ANPR Fehler: Ursachen für falsche Kennzeichenerkennung und effektive Lösungen

Die Digitalisierung der Parkraumbewirtschaftung schreitet in Deutschland unaufhaltsam voran. Schranken, Papiertickets und fehleranfällige Parkuhren weichen zunehmend intelligenten Kamerasystemen, die den Verkehrsfluss beschleunigen und den Verwaltungsaufwand reduzieren sollen. Doch so fortschrittlich diese Technologie auch ist, sie ist keineswegs unfehlbar. ANPR Fehler und eine falsche Kennzeichenerkennung gehören zu den größten Herausforderungen für Parkplatzbetreiber, Einzelhändler und Autofahrer gleichermaßen. Wenn das Kamerasystem ein Nummernschild falsch ausliest, führt dies unweigerlich zu ungerechtfertigten Zahlungsaufforderungen, frustrierten Kunden und einem erheblichen administrativen Mehraufwand im Hintergrund.

In diesem umfassenden Leitfaden beleuchten wir die genauen Ursachen für diese technischen Aussetzer. Wir erklären detailliert, warum selbst hochmoderne Kameras bei bestimmten Witterungsbedingungen oder Winkeln an ihre physikalischen Grenzen stoßen. Zudem analysieren wir, wie sich die OCR Fehlerquote in der Praxis drastisch senken lässt. Abschließend zeigen wir Ihnen konkrete Lösungsansätze und bewährte Best Practices, mit denen Sie die ANPR Genauigkeit verbessern und einen reibungslosen, kundenfreundlichen Parkbetrieb auf Ihren Flächen sicherstellen können.

Wie funktioniert die automatische Kennzeichenerkennung (ANPR) eigentlich?

Um zu verstehen, warum eine falsche Kennzeichenerkennung überhaupt auftritt, muss man zunächst den technischen Ablauf der automatischen Nummernschilderkennung (Automatic Number Plate Recognition) betrachten.

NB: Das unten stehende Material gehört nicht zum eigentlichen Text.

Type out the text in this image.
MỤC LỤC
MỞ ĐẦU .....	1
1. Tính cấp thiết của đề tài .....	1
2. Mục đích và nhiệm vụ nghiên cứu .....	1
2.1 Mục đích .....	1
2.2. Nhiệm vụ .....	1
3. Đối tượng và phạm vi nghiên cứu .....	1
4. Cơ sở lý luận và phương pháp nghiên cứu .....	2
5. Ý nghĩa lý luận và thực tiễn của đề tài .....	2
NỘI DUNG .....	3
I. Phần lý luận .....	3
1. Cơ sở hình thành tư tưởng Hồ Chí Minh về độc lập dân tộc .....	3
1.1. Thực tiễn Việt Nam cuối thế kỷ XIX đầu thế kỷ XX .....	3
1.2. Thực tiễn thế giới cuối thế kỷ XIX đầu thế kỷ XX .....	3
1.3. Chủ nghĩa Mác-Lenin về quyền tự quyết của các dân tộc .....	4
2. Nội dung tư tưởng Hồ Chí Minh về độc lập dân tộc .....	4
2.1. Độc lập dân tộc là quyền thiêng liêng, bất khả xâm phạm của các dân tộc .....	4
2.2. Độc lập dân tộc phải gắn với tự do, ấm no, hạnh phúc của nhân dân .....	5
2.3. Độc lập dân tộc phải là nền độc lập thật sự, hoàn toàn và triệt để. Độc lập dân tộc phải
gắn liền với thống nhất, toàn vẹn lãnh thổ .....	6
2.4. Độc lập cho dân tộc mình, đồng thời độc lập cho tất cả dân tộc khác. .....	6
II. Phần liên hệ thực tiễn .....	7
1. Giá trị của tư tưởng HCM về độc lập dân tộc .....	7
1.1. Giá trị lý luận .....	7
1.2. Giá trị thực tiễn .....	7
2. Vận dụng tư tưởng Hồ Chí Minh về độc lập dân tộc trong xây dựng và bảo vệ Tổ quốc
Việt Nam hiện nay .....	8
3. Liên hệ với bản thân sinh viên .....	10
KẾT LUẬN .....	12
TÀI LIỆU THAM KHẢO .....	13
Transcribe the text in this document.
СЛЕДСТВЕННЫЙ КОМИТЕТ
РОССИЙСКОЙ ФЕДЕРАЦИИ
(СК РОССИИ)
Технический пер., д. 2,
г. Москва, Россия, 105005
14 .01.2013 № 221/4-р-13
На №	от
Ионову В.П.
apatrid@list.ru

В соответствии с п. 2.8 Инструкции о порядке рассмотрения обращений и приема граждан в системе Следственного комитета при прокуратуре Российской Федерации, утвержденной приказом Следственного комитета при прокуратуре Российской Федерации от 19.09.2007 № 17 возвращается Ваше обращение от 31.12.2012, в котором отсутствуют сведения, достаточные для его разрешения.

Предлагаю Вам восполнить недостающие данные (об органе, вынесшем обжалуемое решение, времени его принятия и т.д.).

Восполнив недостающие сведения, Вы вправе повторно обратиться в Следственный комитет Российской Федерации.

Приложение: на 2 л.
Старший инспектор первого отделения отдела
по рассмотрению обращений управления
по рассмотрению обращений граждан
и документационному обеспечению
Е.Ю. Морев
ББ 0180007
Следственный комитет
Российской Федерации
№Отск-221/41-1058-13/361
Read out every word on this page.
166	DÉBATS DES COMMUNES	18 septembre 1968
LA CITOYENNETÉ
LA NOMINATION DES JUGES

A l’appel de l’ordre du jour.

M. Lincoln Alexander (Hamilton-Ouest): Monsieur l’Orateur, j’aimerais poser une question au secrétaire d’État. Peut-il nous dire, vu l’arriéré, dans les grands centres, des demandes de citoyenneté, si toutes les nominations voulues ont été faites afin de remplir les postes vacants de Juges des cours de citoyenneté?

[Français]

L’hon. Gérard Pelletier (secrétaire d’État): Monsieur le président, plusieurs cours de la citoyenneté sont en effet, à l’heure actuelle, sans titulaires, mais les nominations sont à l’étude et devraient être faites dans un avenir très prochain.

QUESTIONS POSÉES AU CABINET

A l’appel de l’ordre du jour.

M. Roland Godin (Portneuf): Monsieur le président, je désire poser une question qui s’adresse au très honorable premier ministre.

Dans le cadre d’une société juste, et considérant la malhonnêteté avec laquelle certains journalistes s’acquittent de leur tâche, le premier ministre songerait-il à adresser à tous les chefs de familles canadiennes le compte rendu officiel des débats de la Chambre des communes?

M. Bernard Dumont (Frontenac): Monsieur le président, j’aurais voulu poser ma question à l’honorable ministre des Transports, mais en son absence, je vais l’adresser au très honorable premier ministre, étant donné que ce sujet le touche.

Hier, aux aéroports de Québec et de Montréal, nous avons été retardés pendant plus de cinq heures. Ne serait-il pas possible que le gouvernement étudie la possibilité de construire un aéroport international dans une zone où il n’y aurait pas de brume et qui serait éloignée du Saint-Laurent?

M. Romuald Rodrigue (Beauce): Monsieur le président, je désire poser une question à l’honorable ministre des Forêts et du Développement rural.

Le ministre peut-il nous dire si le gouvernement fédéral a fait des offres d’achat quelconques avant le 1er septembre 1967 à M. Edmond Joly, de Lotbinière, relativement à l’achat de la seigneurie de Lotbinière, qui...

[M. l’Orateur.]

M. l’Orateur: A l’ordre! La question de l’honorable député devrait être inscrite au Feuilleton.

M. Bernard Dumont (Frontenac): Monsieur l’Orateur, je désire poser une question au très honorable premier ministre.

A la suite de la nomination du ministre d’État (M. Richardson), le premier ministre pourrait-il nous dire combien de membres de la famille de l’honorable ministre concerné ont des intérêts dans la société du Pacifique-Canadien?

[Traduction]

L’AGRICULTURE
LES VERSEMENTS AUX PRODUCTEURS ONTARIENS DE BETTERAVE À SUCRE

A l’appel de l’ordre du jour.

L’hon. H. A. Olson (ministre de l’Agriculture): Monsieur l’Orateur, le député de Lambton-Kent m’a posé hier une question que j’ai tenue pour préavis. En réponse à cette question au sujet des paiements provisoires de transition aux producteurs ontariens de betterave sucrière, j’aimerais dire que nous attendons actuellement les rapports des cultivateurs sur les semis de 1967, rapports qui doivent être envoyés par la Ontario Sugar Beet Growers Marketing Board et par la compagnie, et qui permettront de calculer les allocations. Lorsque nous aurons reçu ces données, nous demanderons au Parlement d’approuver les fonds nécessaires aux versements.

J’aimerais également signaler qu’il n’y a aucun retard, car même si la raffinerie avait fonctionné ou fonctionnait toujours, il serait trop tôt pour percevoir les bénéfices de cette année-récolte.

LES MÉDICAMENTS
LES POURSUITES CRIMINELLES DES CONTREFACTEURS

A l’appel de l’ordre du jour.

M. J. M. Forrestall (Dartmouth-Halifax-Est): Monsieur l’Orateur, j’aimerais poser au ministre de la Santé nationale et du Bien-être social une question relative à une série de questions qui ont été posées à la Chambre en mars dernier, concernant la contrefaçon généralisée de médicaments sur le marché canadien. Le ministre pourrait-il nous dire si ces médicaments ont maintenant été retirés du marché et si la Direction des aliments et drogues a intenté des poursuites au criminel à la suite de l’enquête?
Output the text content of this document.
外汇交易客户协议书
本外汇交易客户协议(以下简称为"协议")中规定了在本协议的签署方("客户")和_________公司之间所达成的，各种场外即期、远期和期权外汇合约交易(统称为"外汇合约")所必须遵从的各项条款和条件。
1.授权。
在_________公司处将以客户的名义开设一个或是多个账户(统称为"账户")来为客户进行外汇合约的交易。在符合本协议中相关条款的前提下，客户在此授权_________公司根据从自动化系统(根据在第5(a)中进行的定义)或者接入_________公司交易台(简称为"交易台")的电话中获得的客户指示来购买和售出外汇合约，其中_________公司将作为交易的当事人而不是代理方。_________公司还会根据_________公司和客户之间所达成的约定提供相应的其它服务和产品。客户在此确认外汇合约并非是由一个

Der Prozess besteht aus mehreren hochkomplexen Schritten, die in Bruchteilen einer Sekunde ablaufen. Sobald ein Fahrzeug den Erfassungsbereich der Kamera passiert, wird ein hochauflösendes Bild oder ein kurzer digitaler Videostream aufgezeichnet. Bei modernen Systemen handelt es sich oft um sogenannte Free-Flow-Lösungen, die den Videostream kontinuierlich analysieren, ohne dass das Fahrzeug anhalten muss.

Im ersten Schritt analysiert die Software das aufgenommene Bild und lokalisiert das Nummernschild. Die Algorithmen suchen nach typischen rechteckigen Formen und starken Kontrasten, die für europäische Kennzeichen charakteristisch sind. Anschließend erfolgt die Normalisierung des Bildausschnitts. Dabei gleicht das System Helligkeitsunterschiede aus, korrigiert leichte Verzerrungen durch den Aufnahmewinkel und optimiert den Kontrast für die weitere Verarbeitung.

Der kritischste Schritt ist die sogenannte Zeichensegmentierung. Die Software isoliert jeden einzelnen Buchstaben und jede Zahl auf dem Schild in separate Blöcke. Erst dann kommt die optische Zeichenerkennung (Optical Character Recognition, kurz OCR) zum Einsatz. Diese Technologie vergleicht die segmentierten Zeichen mit einer internen Datenbank von Schriftarten – in Deutschland vorrangig die standardisierte FE-Schrift (fälschungserschwerende Schrift).

Genau in diesem mehrstufigen Prozess liegt das Potenzial für gravierende ANPR Fehler. Wenn die Kamera das Bild durch eine zu lange Belichtungszeit verschwommen aufnimmt, scheitert bereits die anfängliche Lokalisierung. Wenn starke Schatten auf das Schild fallen, wird die Segmentierung unpräzise. Branchenexperten bestätigen immer wieder, dass herkömmliche Überwachungskameras für diese anspruchsvolle Aufgabe völlig ungeeignet sind. Moderne Systeme nutzen daher spezielle Sensoren mit “Global Shutter”-Technologie, die das gesamte Bild zeitgleich erfassen und so Bewegungsunschärfen bei fahrenden Autos eliminieren. Dennoch bleibt das System stark abhängig von der Qualität des Ausgangsmaterials.

Die häufigsten ANPR Fehler und ihre technischen Ursachen

Trotz fortschrittlicher Technologie kommt es im Alltag immer wieder zu Situationen, in denen das System versagt. Eine falsche Kennzeichenerkennung hat meist spezifische technische Ursachen, die sich auf Limitierungen in der Hard- oder Software zurückführen lassen. Ein zentrales Problemfeld ist die sogenannte OCR Fehlerquote. Die optische Zeichenerkennung tut sich traditionell schwer mit Zeichen, die sich optisch stark ähneln, insbesondere wenn das Bildmaterial nicht perfekt ist.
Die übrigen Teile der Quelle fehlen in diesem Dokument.